Question

The College Board reported the following mean scores for the three parts of the SAT: Critical reading 502 Mathematics 515 Writing 494 Assume that the population standard deviation on each part of the test is 100. What is the probability a sample of 90 test takers will provide a sample mean test score within 10 points of the population mean of 502 on the Critical Reading part of the test?

Answer 1

65.78% probability a sample of 90 test takers will provide a sample mean test score within 10 points of the population mean of 502 on the Critical Reading part of the test.

Explanation:

To solve this question, we need to understand the normal probability distribution and the central limit theorem.

Normal probability distribution

Problems of normally distributed samples are solved using the z-score formula.

In a set with mean
`\mu` and standard deviation
`\sigma`, the zscore of a measure X is given by:

`Z = (X - \mu)/(\sigma)`

The Z-score measures how many standard deviations the measure is from the mean. After finding the Z-score, we look at the z-score table and find the p-value associated with this z-score.
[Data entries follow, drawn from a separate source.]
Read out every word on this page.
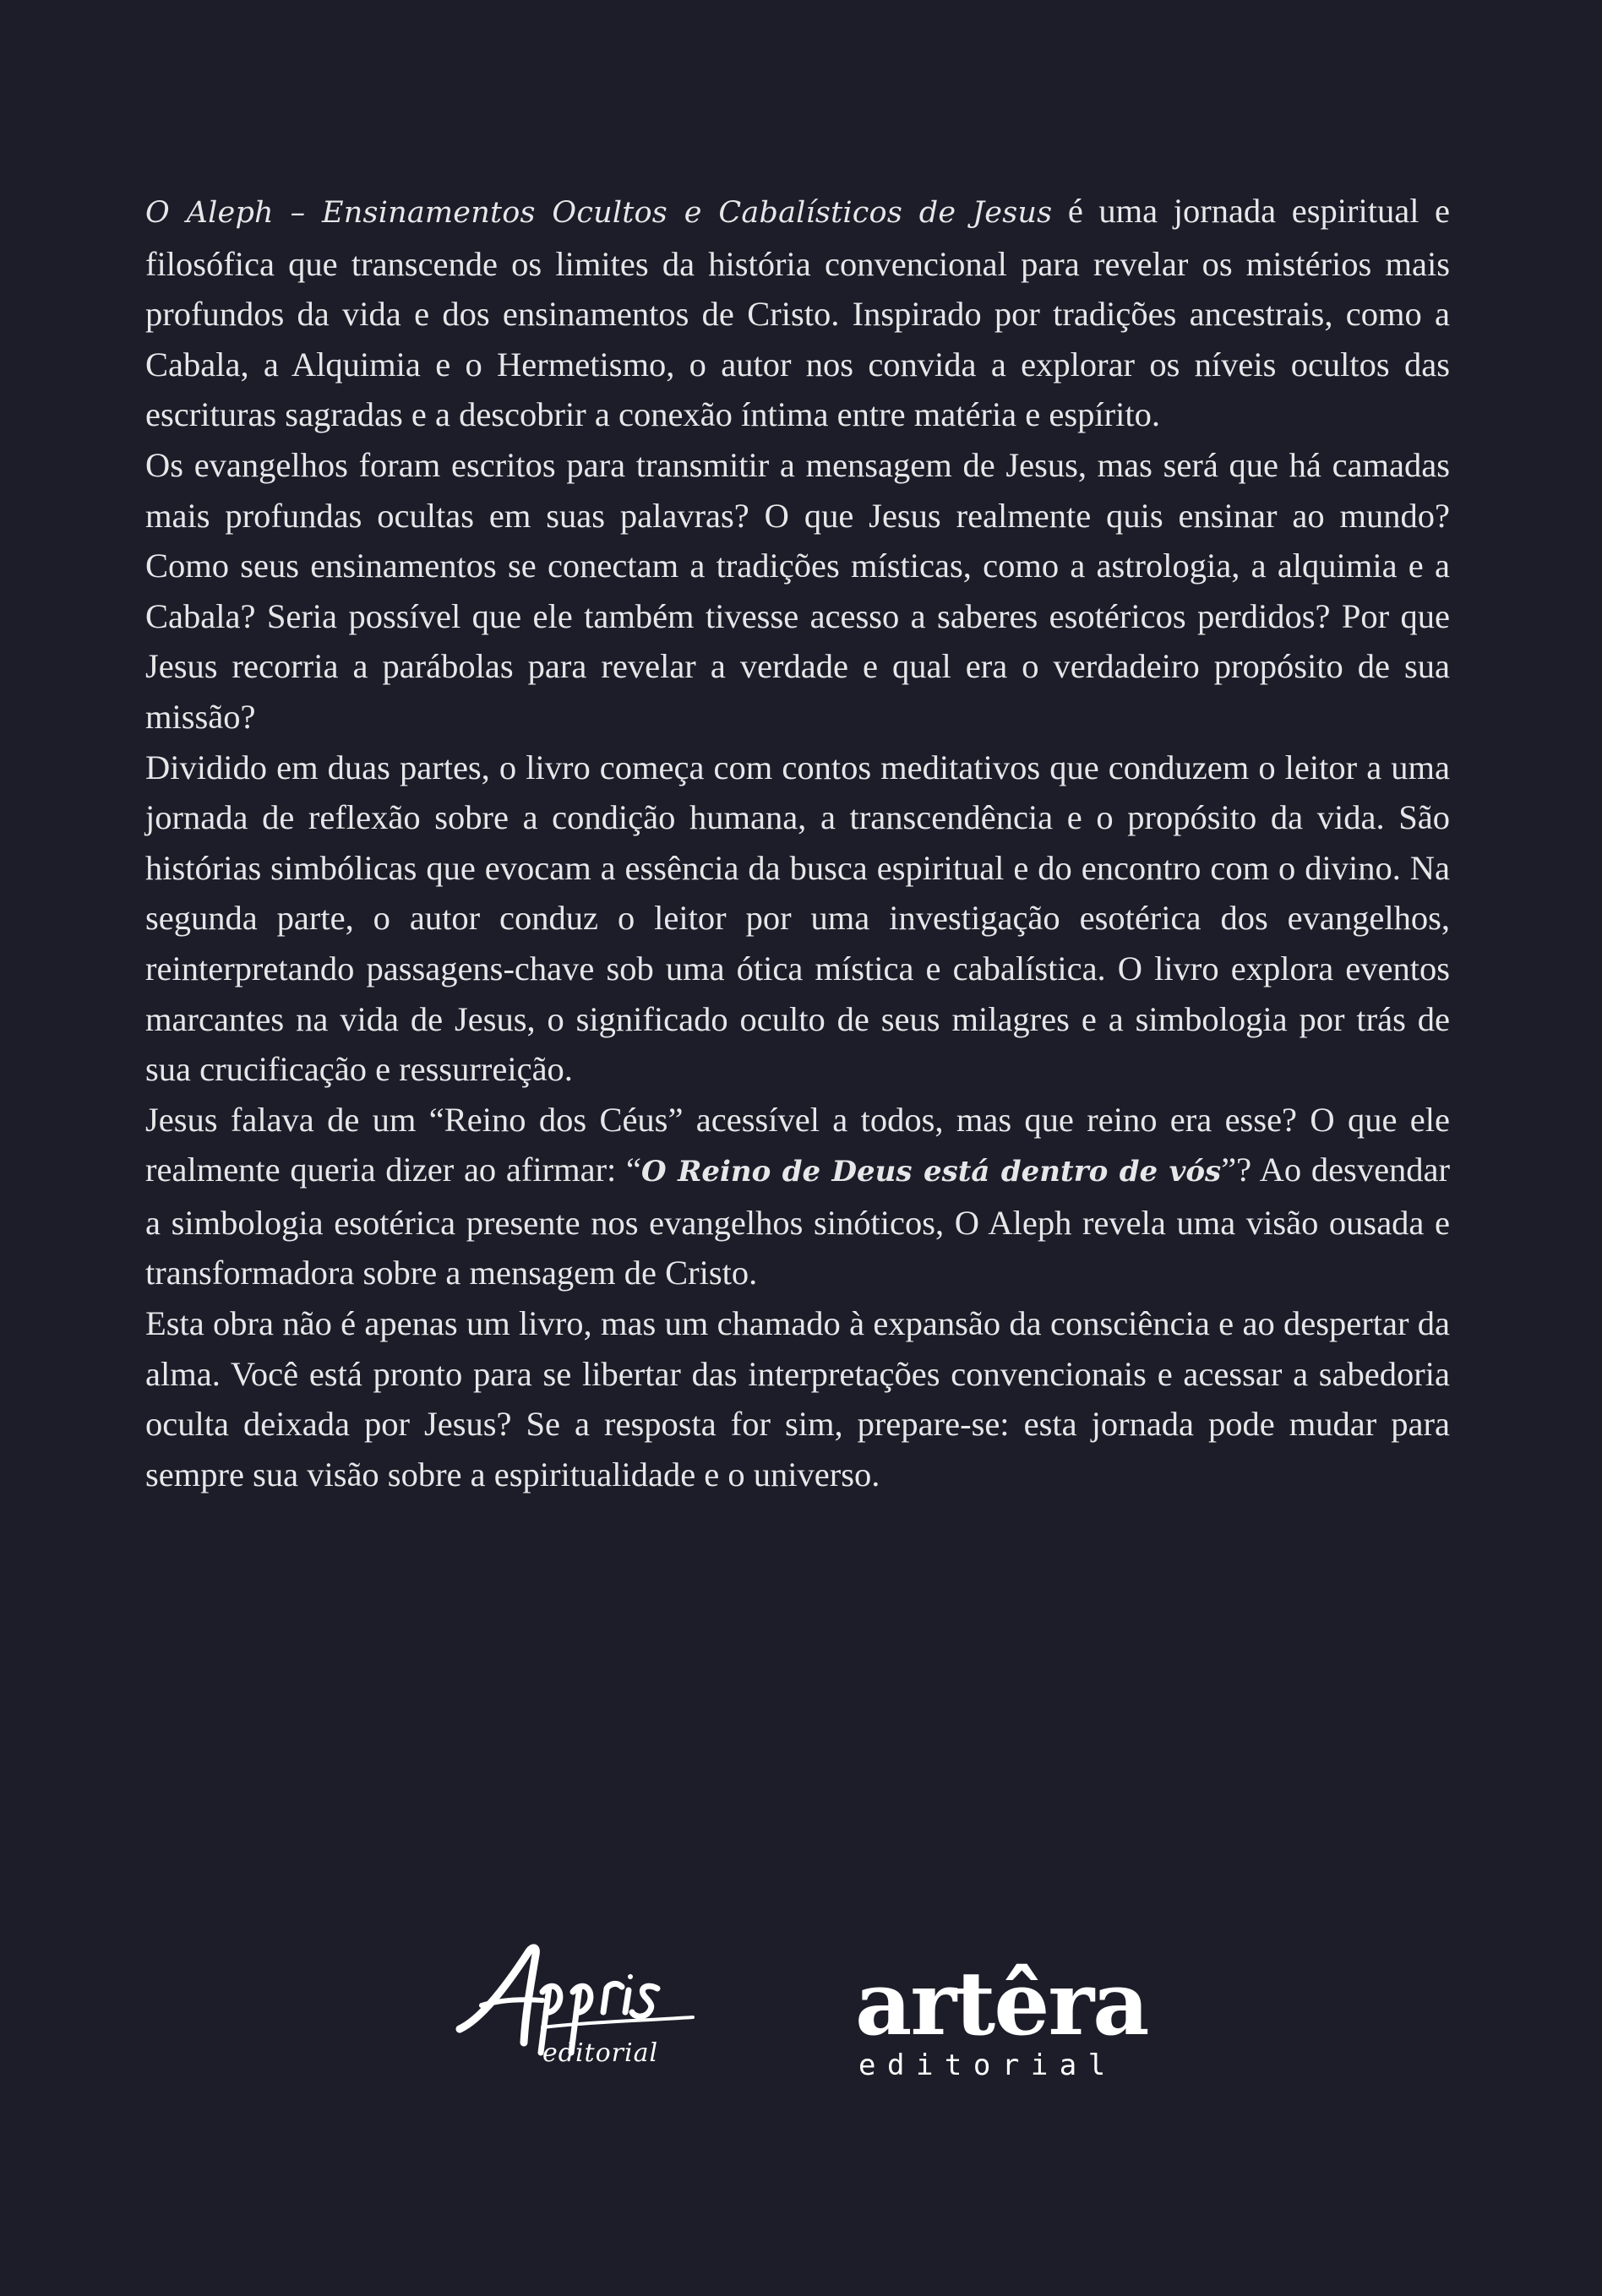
O Aleph – Ensinamentos Ocultos e Cabalísticos de Jesus é uma jornada espiritual e filosófica que transcende os limites da história convencional para revelar os mistérios mais profundos da vida e dos ensinamentos de Cristo. Inspirado por tradições ancestrais, como a Cabala, a Alquimia e o Hermetismo, o autor nos convida a explorar os níveis ocultos das escrituras sagradas e a descobrir a conexão íntima entre matéria e espírito.

Os evangelhos foram escritos para transmitir a mensagem de Jesus, mas será que há camadas mais profundas ocultas em suas palavras? O que Jesus realmente quis ensinar ao mundo? Como seus ensinamentos se conectam a tradições místicas, como a astrologia, a alquimia e a Cabala? Seria possível que ele também tivesse acesso a saberes esotéricos perdidos? Por que Jesus recorria a parábolas para revelar a verdade e qual era o verdadeiro propósito de sua missão?

Dividido em duas partes, o livro começa com contos meditativos que conduzem o leitor a uma jornada de reflexão sobre a condição humana, a transcendência e o propósito da vida. São histórias simbólicas que evocam a essência da busca espiritual e do encontro com o divino. Na segunda parte, o autor conduz o leitor por uma investigação esotérica dos evangelhos, reinterpretando passagens-chave sob uma ótica mística e cabalística. O livro explora eventos marcantes na vida de Jesus, o significado oculto de seus milagres e a simbologia por trás de sua crucificação e ressurreição.

Jesus falava de um “Reino dos Céus” acessível a todos, mas que reino era esse? O que ele realmente queria dizer ao afirmar: “O Reino de Deus está dentro de vós”? Ao desvendar a simbologia esotérica presente nos evangelhos sinóticos, O Aleph revela uma visão ousada e transformadora sobre a mensagem de Cristo.

Esta obra não é apenas um livro, mas um chamado à expansão da consciência e ao despertar da alma. Você está pronto para se libertar das interpretações convencionais e acessar a sabedoria oculta deixada por Jesus? Se a resposta for sim, prepare-se: esta jornada pode mudar para sempre sua visão sobre a espiritualidade e o universo.

editorial artêra
editorial
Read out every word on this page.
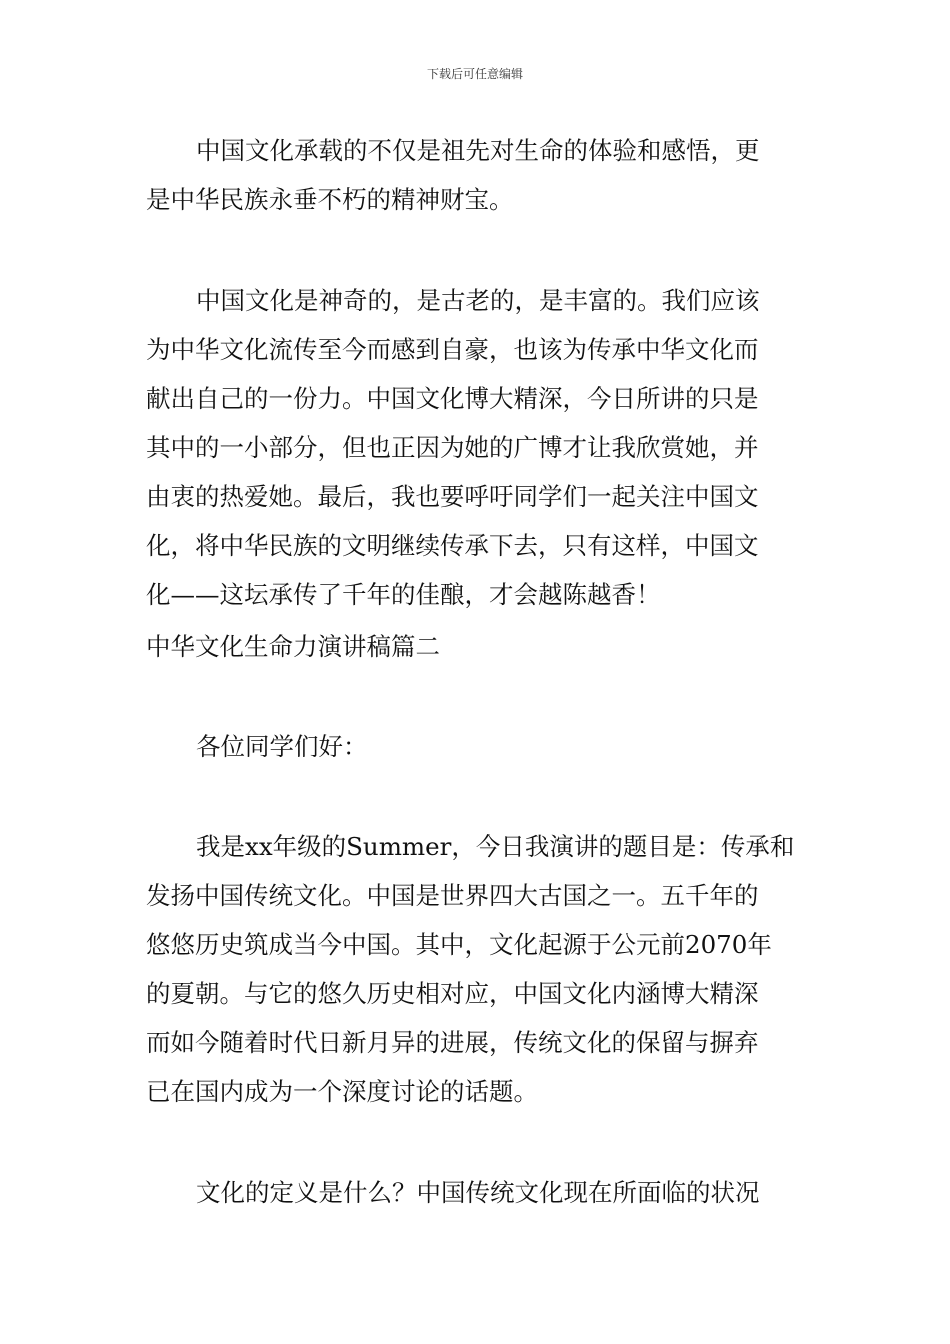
下载后可任意编辑
中国文化承载的不仅是祖先对生命的体验和感悟，更
是中华民族永垂不朽的精神财宝。
中国文化是神奇的，是古老的，是丰富的。我们应该
为中华文化流传至今而感到自豪，也该为传承中华文化而
献出自己的一份力。中国文化博大精深，今日所讲的只是
其中的一小部分，但也正因为她的广博才让我欣赏她，并
由衷的热爱她。最后，我也要呼吁同学们一起关注中国文
化，将中华民族的文明继续传承下去，只有这样，中国文
化——这坛承传了千年的佳酿，才会越陈越香！
中华文化生命力演讲稿篇二
各位同学们好：
我是xx年级的Summer，今日我演讲的题目是：传承和
发扬中国传统文化。中国是世界四大古国之一。五千年的
悠悠历史筑成当今中国。其中，文化起源于公元前2070年
的夏朝。与它的悠久历史相对应，中国文化内涵博大精深
而如今随着时代日新月异的进展，传统文化的保留与摒弃
已在国内成为一个深度讨论的话题。
文化的定义是什么？中国传统文化现在所面临的状况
This p-value is the probability that the value of the measure is smaller than X, that is, the percentile of X. Subtracting 1 by the pvalue, we get the probability that the value of the measure is greater than X.

Central Limit Theorem

The Central Limit Theorem estabilishes that, for a normally distributed random variable X, with mean
`\mu` and standard deviation
`\sigma`, the sampling distribution of the sample means with size n can be approximated to a normal distribution with mean
`\mu` and standard deviation
`s = (\sigma)/(√(n))`.

For a skewed variable, the Central Limit Theorem can also be applied, as long as n is at least 30.

In this problem, we have that:

`\mu = 502, \sigma = 100, n = 90, s = (100)/(√(90)) = 10.54`

What is the probability a sample of 90 test takers will provide a sample mean test score within 10 points of the population mean of 502 on the Critical Reading part of the test?

This is the pvalue of Z when X = 502+10 = 512 subtracted by the pvalue of Z when X = 502-10 = 492.

X = 512

`Z = (X - \mu)/(\sigma)`

By the Central Limit Theorem

`Z = (X - \mu)/(s)`

`Z = (512 - 502)/(10.54)`

`Z = 0.95`

`Z = 0.95` has a pvalue of 0.8289

X = 492

`Z = (X - \mu)/(s)`

`Z = (492 - 502)/(10.54)`

`Z = -0.95`

`Z = -0.95` has a pvalue of 0.1711

0.8289 - 0.1711 = 0.6578

65.78% probability a sample of 90 test takers will provide a sample mean test score within 10 points of the population mean of 502 on the Critical Reading part of the test.